Ритуал замешивания, повторявшийся ежегодно и неизменно вызывавший во всем селе тревогу и ожидание, начинался в субботу. Так как у них в доме имелась самая просторная комната и самые удобные квашни, пять-шесть соседок приходили к ним и вместе с хозяйкой принимались за дело. Первым долгом растапливали печь, набивали ее дровами, и через час в комнате становилось невыносимо жарко. Затем сдобили тесто молоком и взбитыми яйцами, добавляли растертые лимонные корочки. Лица у всех пылали от жара. Женщины скидывали с себя лишнее, закатывали рукава, стягивали в пучок мокрые от пота волосы и, захватив горстью большие, липкие комки теста, принимались что было силы шлепать их о стенки квашней. От этих ударов пол ходил ходуном, а груди у женщин раскачивались так, что на кофтах отлетали пуговицы.

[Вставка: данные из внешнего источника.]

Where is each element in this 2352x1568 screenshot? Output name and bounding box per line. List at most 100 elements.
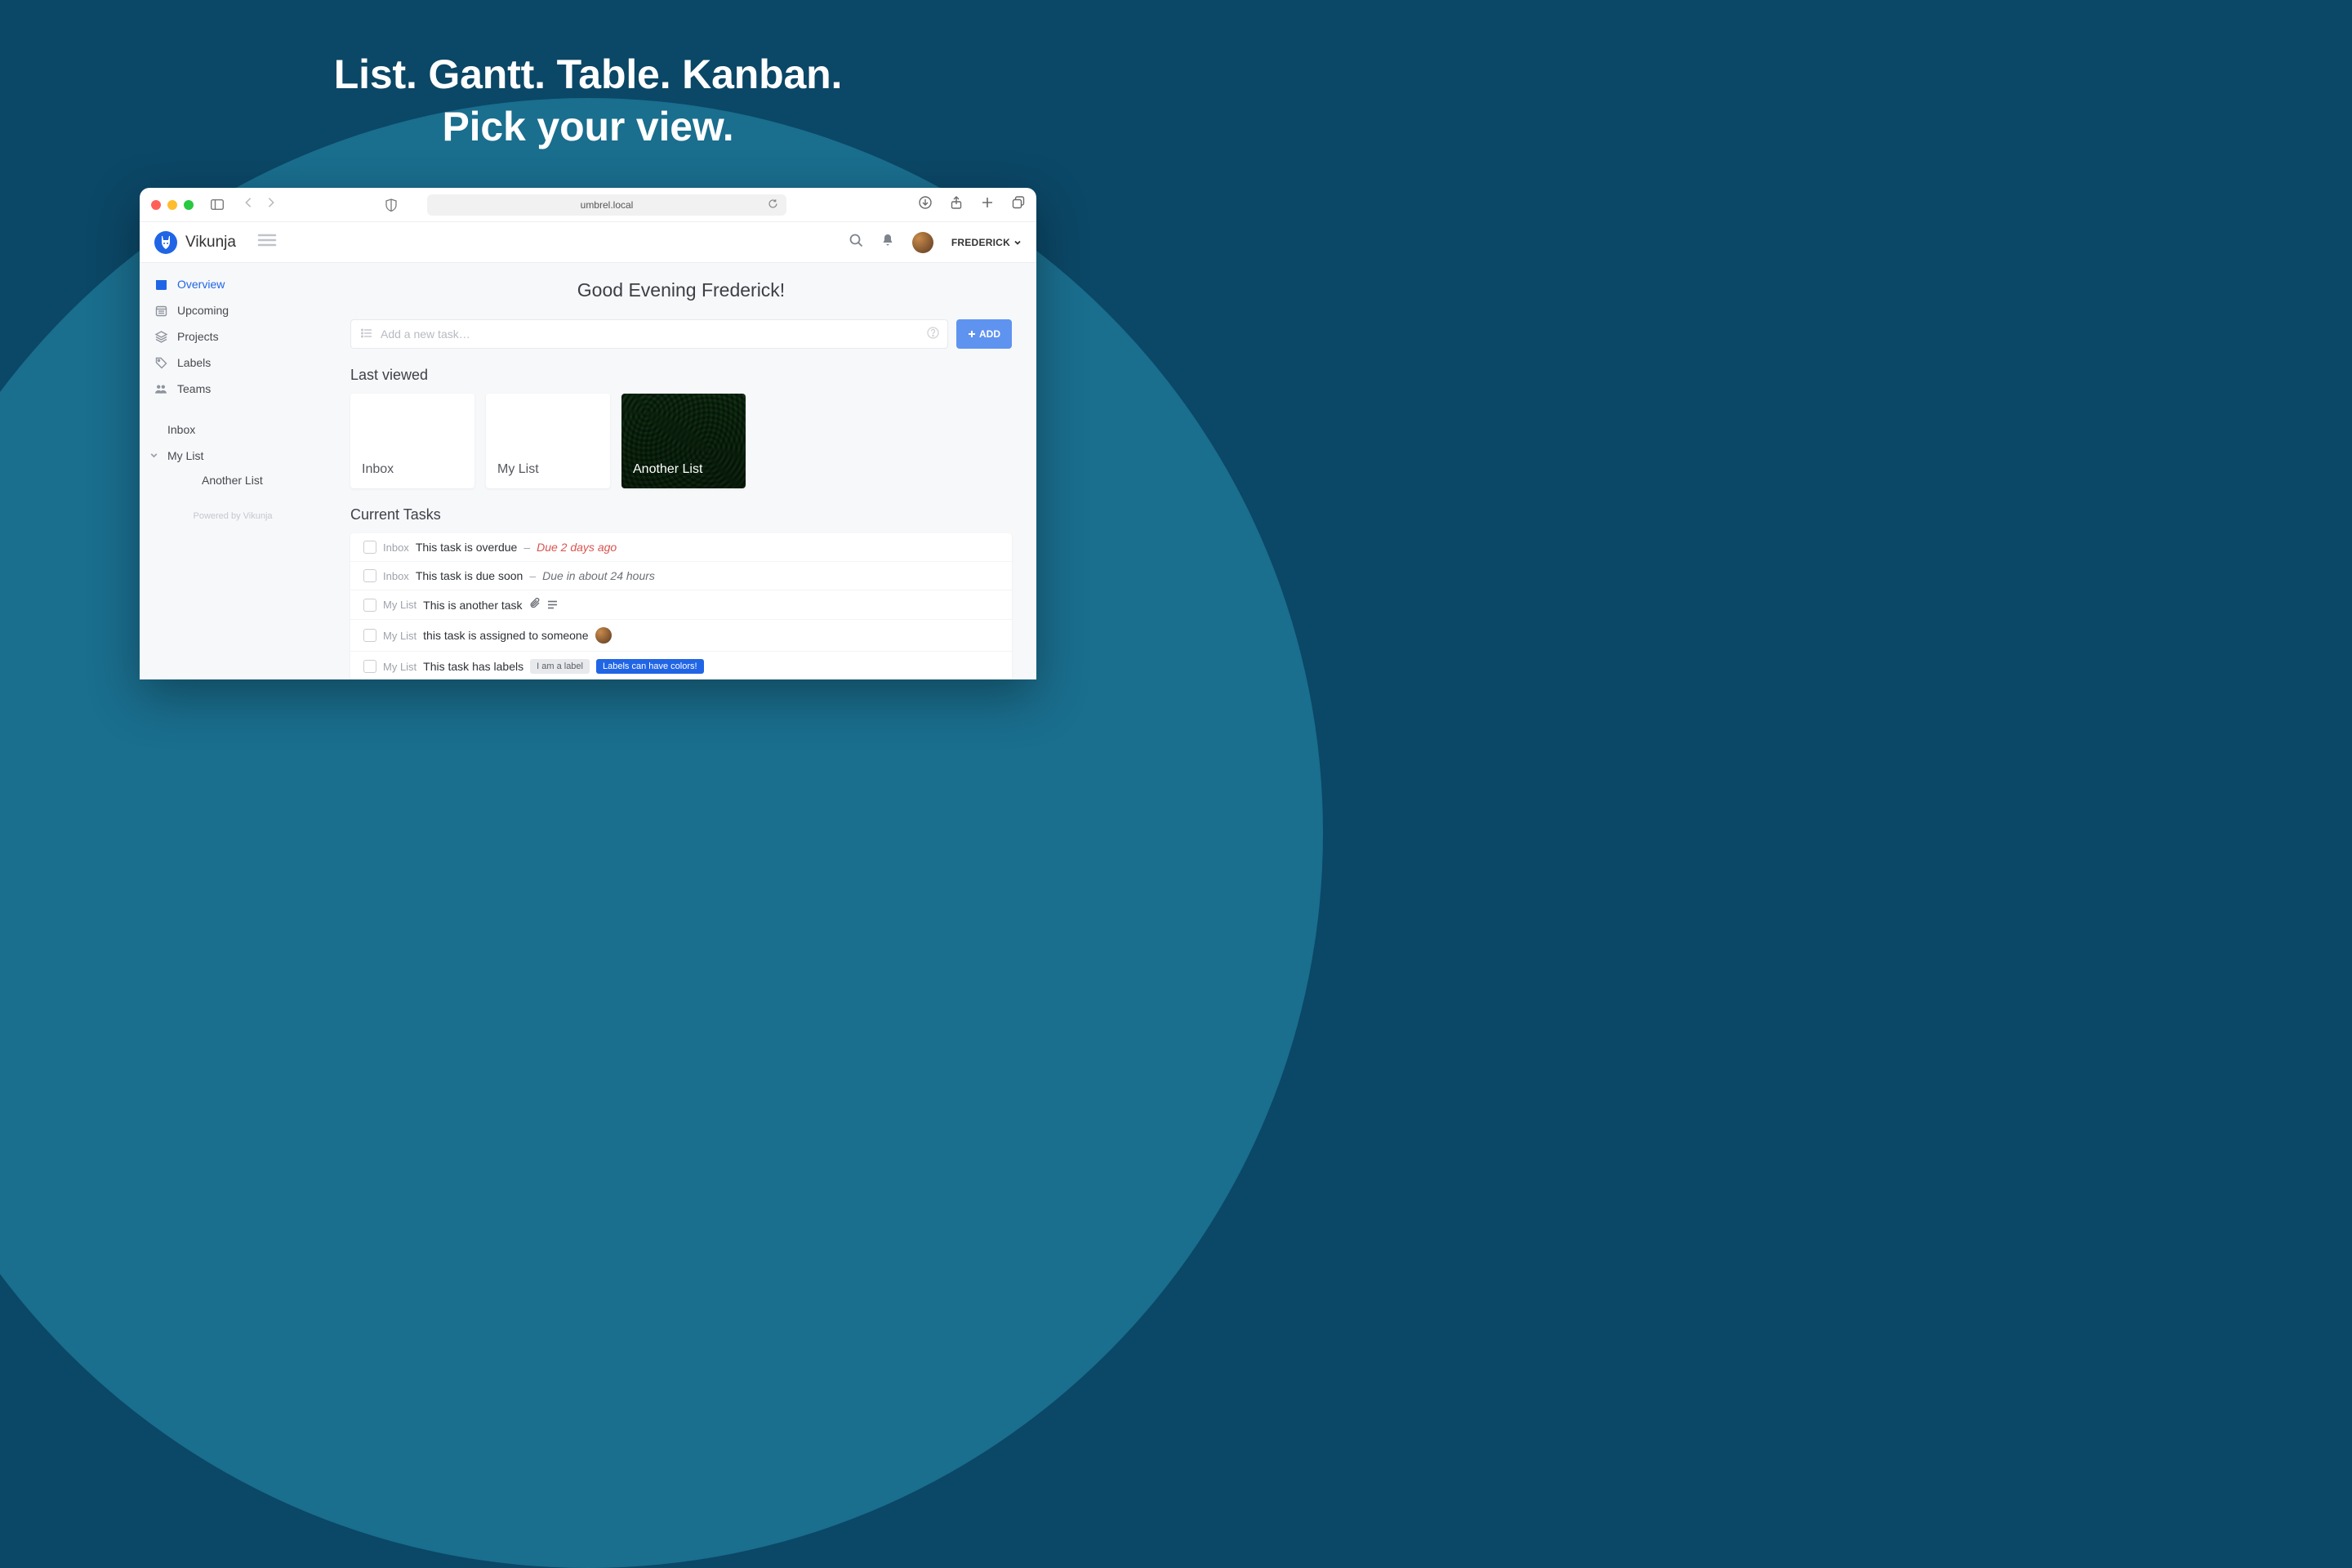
- due-date: Due in about 24 hours: [542, 569, 655, 582]
- sidebar-item-label: Teams: [177, 382, 211, 395]
- forward-icon[interactable]: [265, 197, 277, 212]
- task-title: This task has labels: [423, 660, 523, 673]
- chevron-down-icon: [1013, 238, 1022, 247]
- sidebar-toggle-icon[interactable]: [211, 199, 224, 210]
- task-row[interactable]: My List This task has labels I am a labe…: [350, 652, 1012, 679]
- tree-label: Another List: [202, 474, 263, 487]
- task-project: My List: [383, 630, 416, 642]
- brand-name: Vikunja: [185, 234, 236, 252]
- add-button-label: ADD: [979, 328, 1000, 340]
- card-another[interactable]: Another List: [621, 394, 746, 488]
- task-list: Inbox This task is overdue – Due 2 days …: [350, 533, 1012, 679]
- attachment-icon: [529, 598, 541, 612]
- checkbox[interactable]: [363, 660, 376, 673]
- checkbox[interactable]: [363, 599, 376, 612]
- sidebar: Overview Upcoming Projects Labels Teams: [140, 222, 326, 679]
- app-body: Overview Upcoming Projects Labels Teams: [140, 222, 1036, 679]
- menu-icon[interactable]: [257, 233, 277, 252]
- chevron-down-icon[interactable]: [149, 449, 158, 462]
- task-row[interactable]: Inbox This task is overdue – Due 2 days …: [350, 533, 1012, 562]
- task-project: Inbox: [383, 570, 409, 582]
- app-logo[interactable]: Vikunja: [154, 231, 236, 254]
- back-icon[interactable]: [243, 197, 254, 212]
- hero-line-1: List. Gantt. Table. Kanban.: [0, 51, 1176, 98]
- add-task-row: Add a new task… ADD: [350, 319, 1012, 349]
- sidebar-item-projects[interactable]: Projects: [140, 323, 326, 350]
- nav-arrows: [243, 197, 277, 212]
- add-task-placeholder: Add a new task…: [381, 327, 470, 341]
- shield-icon[interactable]: [385, 198, 397, 212]
- browser-tools: [919, 196, 1025, 213]
- card-label: My List: [497, 462, 539, 477]
- current-tasks-title: Current Tasks: [350, 506, 1012, 523]
- calendar-icon: [154, 278, 167, 291]
- calendar-lines-icon: [154, 305, 167, 317]
- share-icon[interactable]: [950, 196, 963, 213]
- sidebar-item-label: Upcoming: [177, 304, 229, 317]
- hero-line-2: Pick your view.: [0, 103, 1176, 150]
- sidebar-item-overview[interactable]: Overview: [140, 271, 326, 297]
- hero-heading: List. Gantt. Table. Kanban. Pick your vi…: [0, 0, 1176, 150]
- task-row[interactable]: My List This is another task: [350, 590, 1012, 620]
- list-icon: [361, 327, 372, 341]
- tree-item-inbox[interactable]: Inbox: [140, 416, 326, 443]
- card-mylist[interactable]: My List: [486, 394, 610, 488]
- card-label: Inbox: [362, 462, 394, 477]
- add-task-button[interactable]: ADD: [956, 319, 1012, 349]
- add-task-input[interactable]: Add a new task…: [350, 319, 948, 349]
- checkbox[interactable]: [363, 629, 376, 642]
- zoom-window-icon[interactable]: [184, 200, 194, 210]
- task-title: This task is due soon: [416, 569, 523, 582]
- username-text: FREDERICK: [951, 237, 1010, 248]
- tree-item-another[interactable]: Another List: [140, 469, 326, 492]
- tree-item-mylist[interactable]: My List: [140, 443, 326, 469]
- app-topbar: Vikunja FREDERICK: [140, 222, 1036, 263]
- tree-label: My List: [167, 449, 203, 462]
- last-viewed-title: Last viewed: [350, 367, 1012, 384]
- tag-icon: [154, 357, 167, 369]
- layers-icon: [154, 331, 167, 343]
- url-text: umbrel.local: [581, 199, 634, 211]
- separator: –: [529, 569, 536, 582]
- new-tab-icon[interactable]: [981, 196, 994, 213]
- search-icon[interactable]: [849, 234, 863, 252]
- reload-icon[interactable]: [768, 198, 778, 212]
- assignee-avatar: [595, 627, 612, 644]
- separator: –: [523, 541, 530, 554]
- avatar[interactable]: [912, 232, 933, 253]
- task-label: I am a label: [530, 659, 590, 674]
- sidebar-item-upcoming[interactable]: Upcoming: [140, 297, 326, 323]
- card-label: Another List: [633, 462, 702, 477]
- downloads-icon[interactable]: [919, 196, 932, 213]
- powered-by: Powered by Vikunja: [140, 511, 326, 521]
- traffic-lights: [151, 200, 194, 210]
- bell-icon[interactable]: [881, 234, 894, 252]
- url-bar[interactable]: umbrel.local: [427, 194, 786, 216]
- project-tree: Inbox My List Another List: [140, 416, 326, 492]
- sidebar-item-teams[interactable]: Teams: [140, 376, 326, 402]
- task-project: My List: [383, 661, 416, 673]
- minimize-window-icon[interactable]: [167, 200, 177, 210]
- task-row[interactable]: Inbox This task is due soon – Due in abo…: [350, 562, 1012, 590]
- checkbox[interactable]: [363, 569, 376, 582]
- users-icon: [154, 384, 167, 394]
- sidebar-item-label: Overview: [177, 278, 225, 291]
- task-project: Inbox: [383, 541, 409, 554]
- sidebar-item-labels[interactable]: Labels: [140, 350, 326, 376]
- task-label: Labels can have colors!: [596, 659, 704, 674]
- close-window-icon[interactable]: [151, 200, 161, 210]
- username-menu[interactable]: FREDERICK: [951, 237, 1022, 248]
- task-title: This task is overdue: [416, 541, 518, 554]
- task-title: This is another task: [423, 599, 522, 612]
- tabs-icon[interactable]: [1012, 196, 1025, 213]
- card-inbox[interactable]: Inbox: [350, 394, 474, 488]
- task-row[interactable]: My List this task is assigned to someone: [350, 620, 1012, 652]
- plus-icon: [968, 330, 976, 338]
- greeting: Good Evening Frederick!: [350, 279, 1012, 301]
- main-content: Good Evening Frederick! Add a new task… …: [326, 222, 1036, 679]
- card-list: Inbox My List Another List: [350, 394, 1012, 488]
- help-icon[interactable]: [927, 327, 939, 341]
- sidebar-item-label: Labels: [177, 356, 211, 369]
- checkbox[interactable]: [363, 541, 376, 554]
- tree-label: Inbox: [167, 423, 195, 436]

Для Маккавея это были самые веселые часы в предпраздничной суматохе. Он наблюдал за хозяйками, которые, сменяя друг дружку, разминали тесто, а потом, ослабев, присаживались на кровать; если же он собирался выйти во двор, мать останавливала его: «Не открывай, тесто остудишь, не подойдет!.. » Когда мальчику, наконец, удавалось выскользнуть за дверь, он слышал, что по всему селу громыхают квашни, над которыми священнодействуют усталые хозяйки, а стенки квашней трещат под шлепками. Мальчик возвращался, заглядывал в комнату («А-а, чтоб тебя, закрывай скорей!») и видел, что тесто золотится, слегка вспученное, как живот лежащего на спине человека. Соседки укутывали тесто так, как родители зимой укутывали Маккавея, когда он простуживался и его била лихорадка; сначала квашню накрывали салфеткой, поверх салфетки одеялом, потом отцовским кожухом, а под конец еще и старой, траченной молью полосатой накидкой. Все на цыпочках, словно тесто уснуло, потные, раздетые выходили во двор, под резкий ветер, и принимались растапливать печь в общей пекарне.